Braccio di ferro sui voucher Incidente che sa di elezioni

Il governo rinvia ogni decisione sul lavoro occasionale Il Pd protesta, Mdp minaccia l'addio. Esecutivo a rischio

Braccio di ferro sui voucher Incidente che sa di elezioni

Un braccio di ferro tutto politico sulla pelle delle aziende che chiedono una soluzione certa e veloce al danno subito con l'abolizione dei voucher lavoro. Un iter tutto sommato tranquillo come quello della manovrina primaverile è entrato in stallo sugli emendamenti del governo, al punto che in molti hanno ipotizzato un primo serio scricchiolio della maggioranza se non l'atteso (o temuto) «incidente» che potrebbe fare cadere Paolo Gentiloni.

Dopo svariate anticipazioni dei piani del governo su come sarebbero stati sostituiti i buoni che servivano a pagare il lavoro occasionale, aboliti per evitare il referendum della Cgil, l'esecutivo ha deciso di non fare niente. Prima è stata notata l'assenza di una proposta di modifica proveniente da Palazzo Chigi. Il ministero del Lavoro ieri pomeriggio non sapeva né se né come sarebbero stati reintrodotti i buoni.

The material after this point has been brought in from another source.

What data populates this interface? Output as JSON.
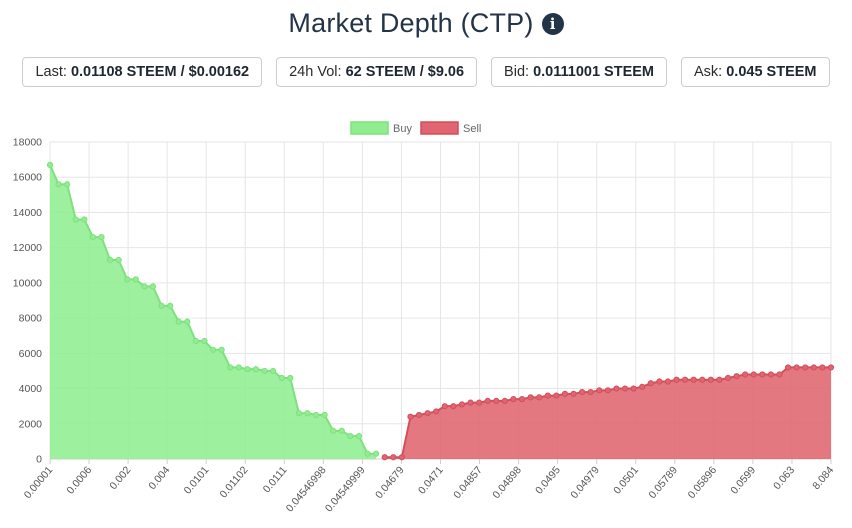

Una dichiarazione ufficiale del viceministro dell'Economia Enrico Morando ha confermato lo stop. «Ci sono tantissimi emendamenti. Il governo ha preso atto che ci sono più di dieci proposte in tema di lavoro occasionale e ha deciso di non sviluppare una sua proposta». In serata anche il ministro del Lavoro Giuliano Poletti ha confermato.

L'esecutivo, insomma, se ne lava le mani. Ma non l'azionista di maggioranza. Ettore Rosato, capogruppo dem alla Camera poco dopo l'uscita di Morando ha precisato che «ci sarà una norma in manovra sul lavoro occasionale. Varrà per le famiglie e per le imprese». Rosato è un esponente Pd vicino a Matteo Renzi e l'ex premier non vuole rinunciare a una nuova versione dei voucher, visto che non aveva apprezzato l'abolizione totale dello strumento decisa dal governo Gentiloni per evitare il referendum abrogativo della Cgil.

La tesi ufficiale è che il governo ha sempre preferito la via parlamentare, anche perché la Cgil si è rivolta al presidente della Repubblica per fare rispettare l'esito del referendum che non si è mai tenuto.

Ma c'è dell'altro. Compresa la sopravvivenza del governo, come hanno confermato deputati e senatori di Mdp. Esponenti di punta del movimento di Massimo D'Alema e Pier Luigi Bersani hanno detto chiaramente che, in caso di riproposizione dei voucher, loro apriranno le ostilità. «Andremo avanti anche noi e usciremo dalla maggioranza», ha detto il capogruppo di Articolo 1-Mdp alla Camera Francesco Laforgia. Un problema soprattutto al Senato. L'Mdp ha puntato il dito contro Renzi, accusato di volere fare cadere Gentiloni. Ma ad avere l'interesse a una fine prematura dell'esecutivo senza legge elettorale è proprio l'Mdp. Forse anche Alternativa popolare. Il capogruppo Maurizio Lupi ieri ha criticato un eventuale misura sostitutiva dei voucher, ma da destra. Nel senso che i centristi della maggioranza vorrebbero includere tutte le imprese, non solo quelle piccole.

Per il resto, la manovra si è arricchita di micro modifiche. Come lo stanziamento di 44 milioni per le mense scolastiche bio. Massimo Artini di Alternativa libera ha segnalato la proroga del monopolio delle Poste nella consegna di atti giudiziari e contravvenzioni fino al 10 settembre 2017. Poi assunzioni più facili per i comuni con i conti in ordine.

Il decreto si conferma insomma una mini finanziaria, assalto alla diligenza compreso.

Tutto questo mentre qualcuno ipotizza una decisione inedita: l'anticipo della legge di Bilancio in estate. Pur di evitare l'esercizio provvisorio. Una suggestione che dà un'idea del clima.